しかし、それにしてもこの弁当美味しかったな。いつの間にこんな料理の腕が上達したのだろうか。
謎だ、謎過ぎる…あっちで勉強したのだろうか、それとも…ん?
弁当箱を片付けている途中、包まれていたナフキンにそのまま弁当箱を包もうとしている時にカチャリと金属音が鳴った。
それを確認してみると…何かの鍵、のようなものと小さく折り畳まれている紙が目に入る。
折り畳まれたそれを開いて中身を確認してみると……。
「…へぁ?」
───
知らない道を歩く。いや、正確にはちょっと知ってる道…学校の帰り際で見た別れ道の先に俺はやって来ていた。
いつもなら絶対通らない様な道、そこを進んでいくと俺の知らなかった景色が様々と目に入る。
何かのキャンペーンでアニメキャラクターとコラボしている自販機、何処にでも絶対あるコンビニ、多分ここら辺のアイドルである野良猫…。
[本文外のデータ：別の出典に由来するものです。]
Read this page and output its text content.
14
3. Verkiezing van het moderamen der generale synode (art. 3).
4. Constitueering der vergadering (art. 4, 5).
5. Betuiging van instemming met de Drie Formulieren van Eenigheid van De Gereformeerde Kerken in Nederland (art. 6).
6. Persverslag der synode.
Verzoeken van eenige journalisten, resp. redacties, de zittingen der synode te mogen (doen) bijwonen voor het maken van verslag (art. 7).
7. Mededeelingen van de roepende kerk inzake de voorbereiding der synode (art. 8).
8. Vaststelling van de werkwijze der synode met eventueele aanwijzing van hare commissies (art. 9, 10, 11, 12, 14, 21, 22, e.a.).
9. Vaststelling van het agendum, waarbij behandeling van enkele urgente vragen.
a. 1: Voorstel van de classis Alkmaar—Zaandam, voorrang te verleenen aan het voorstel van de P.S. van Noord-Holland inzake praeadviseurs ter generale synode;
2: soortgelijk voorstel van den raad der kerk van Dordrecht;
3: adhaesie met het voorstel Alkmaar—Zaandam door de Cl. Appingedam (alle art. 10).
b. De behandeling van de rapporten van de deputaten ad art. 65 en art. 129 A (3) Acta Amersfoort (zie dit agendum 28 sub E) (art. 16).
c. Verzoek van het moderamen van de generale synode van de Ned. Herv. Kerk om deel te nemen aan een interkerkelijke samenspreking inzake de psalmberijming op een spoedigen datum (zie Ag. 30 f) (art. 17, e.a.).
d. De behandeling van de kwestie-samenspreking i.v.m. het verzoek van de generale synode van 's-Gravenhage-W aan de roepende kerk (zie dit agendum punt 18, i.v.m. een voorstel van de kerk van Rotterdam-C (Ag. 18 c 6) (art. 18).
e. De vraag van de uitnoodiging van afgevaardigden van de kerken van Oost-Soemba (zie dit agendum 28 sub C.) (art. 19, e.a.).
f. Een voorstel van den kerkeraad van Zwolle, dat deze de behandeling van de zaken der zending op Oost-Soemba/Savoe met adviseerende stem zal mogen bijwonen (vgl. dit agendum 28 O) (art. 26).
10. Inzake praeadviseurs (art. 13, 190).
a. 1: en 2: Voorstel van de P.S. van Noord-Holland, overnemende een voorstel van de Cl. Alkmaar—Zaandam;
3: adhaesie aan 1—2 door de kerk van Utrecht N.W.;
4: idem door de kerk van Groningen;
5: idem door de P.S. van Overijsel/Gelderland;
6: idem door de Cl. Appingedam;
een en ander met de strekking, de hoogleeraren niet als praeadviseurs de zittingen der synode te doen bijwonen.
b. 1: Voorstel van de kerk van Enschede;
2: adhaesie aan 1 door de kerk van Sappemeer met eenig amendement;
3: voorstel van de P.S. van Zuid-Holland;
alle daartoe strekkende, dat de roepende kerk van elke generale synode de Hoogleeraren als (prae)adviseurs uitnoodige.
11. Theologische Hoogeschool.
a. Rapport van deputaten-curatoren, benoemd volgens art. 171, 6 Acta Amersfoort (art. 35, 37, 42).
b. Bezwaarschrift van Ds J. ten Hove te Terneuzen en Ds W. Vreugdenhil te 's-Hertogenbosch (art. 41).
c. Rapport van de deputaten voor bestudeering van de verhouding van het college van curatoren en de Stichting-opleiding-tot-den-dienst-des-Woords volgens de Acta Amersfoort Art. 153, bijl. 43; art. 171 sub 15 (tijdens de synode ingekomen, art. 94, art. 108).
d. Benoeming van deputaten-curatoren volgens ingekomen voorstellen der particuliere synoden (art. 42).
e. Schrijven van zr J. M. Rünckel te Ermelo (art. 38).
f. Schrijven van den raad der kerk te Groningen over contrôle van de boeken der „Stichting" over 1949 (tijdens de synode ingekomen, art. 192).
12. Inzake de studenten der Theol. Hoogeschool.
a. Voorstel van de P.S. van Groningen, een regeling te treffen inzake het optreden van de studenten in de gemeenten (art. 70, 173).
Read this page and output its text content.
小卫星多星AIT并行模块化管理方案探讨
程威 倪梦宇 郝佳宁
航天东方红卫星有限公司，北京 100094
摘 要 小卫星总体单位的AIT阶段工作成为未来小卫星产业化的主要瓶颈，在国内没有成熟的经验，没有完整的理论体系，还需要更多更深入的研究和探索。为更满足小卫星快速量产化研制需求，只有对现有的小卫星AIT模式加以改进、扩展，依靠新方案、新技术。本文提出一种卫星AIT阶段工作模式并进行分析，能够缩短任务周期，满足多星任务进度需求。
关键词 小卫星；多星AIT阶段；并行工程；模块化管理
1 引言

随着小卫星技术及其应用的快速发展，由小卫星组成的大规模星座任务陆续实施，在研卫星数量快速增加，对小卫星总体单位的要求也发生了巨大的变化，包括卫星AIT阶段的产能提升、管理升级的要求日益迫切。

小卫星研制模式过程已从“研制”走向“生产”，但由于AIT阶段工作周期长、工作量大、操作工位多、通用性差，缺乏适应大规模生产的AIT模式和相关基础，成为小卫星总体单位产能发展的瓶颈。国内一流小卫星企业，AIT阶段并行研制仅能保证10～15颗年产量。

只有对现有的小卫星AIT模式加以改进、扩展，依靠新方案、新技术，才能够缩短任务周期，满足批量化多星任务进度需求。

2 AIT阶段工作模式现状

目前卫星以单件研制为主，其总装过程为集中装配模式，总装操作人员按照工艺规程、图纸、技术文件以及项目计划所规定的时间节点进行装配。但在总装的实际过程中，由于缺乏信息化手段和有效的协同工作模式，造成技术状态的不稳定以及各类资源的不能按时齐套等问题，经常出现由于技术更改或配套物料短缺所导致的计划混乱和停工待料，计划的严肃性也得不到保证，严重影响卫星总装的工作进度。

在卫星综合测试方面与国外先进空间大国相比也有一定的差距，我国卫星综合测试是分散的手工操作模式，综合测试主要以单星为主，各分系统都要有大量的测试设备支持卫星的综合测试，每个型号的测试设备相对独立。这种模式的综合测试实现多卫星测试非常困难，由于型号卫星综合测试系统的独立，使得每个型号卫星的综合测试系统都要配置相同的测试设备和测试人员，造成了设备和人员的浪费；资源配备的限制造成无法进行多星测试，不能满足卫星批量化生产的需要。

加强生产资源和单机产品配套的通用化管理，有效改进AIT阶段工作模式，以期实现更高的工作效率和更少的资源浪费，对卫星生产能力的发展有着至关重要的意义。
普段なら通ることがない道…普段ならそういう道を通る際は新鮮〜とか、ふ〜んとかそんな感じの感想抱くものなんだが…。
辿り着いた先、ごく平凡なアパートが目に入った時に足を止める。
「ここがあの女のハウスね…」
今の俺にある感情は怒りだった。
あの弁当箱にあった包み紙…そこにはこの場所が示され、そしてこう書いてあった。
『弁当箱は私の家に届けておいて下さい。合鍵も渡しておきます。中に自由にお入り下さい』
「あんにゃろう…! 防犯意識を緩々にしおってからに…!」
俺がもし札付きのワルで、悪い連中とツルんでいて…もし大勢の男を引き連れてこの場所に乗り込んだらどうしたのか。
「一度説教してやらんと気が済まないぜぇ…」
「では、その説教を聞きますので取り敢えず中にどうぞ」
「どひやぁっ…!!」
気が付けば後ろに元義妹の姿が…いつも思うけどなんでこんなに気配ないの?
だ、だがここで無様な姿を晒し続けるわけにはいかない…ここは毅然と強い態度を示さなければ。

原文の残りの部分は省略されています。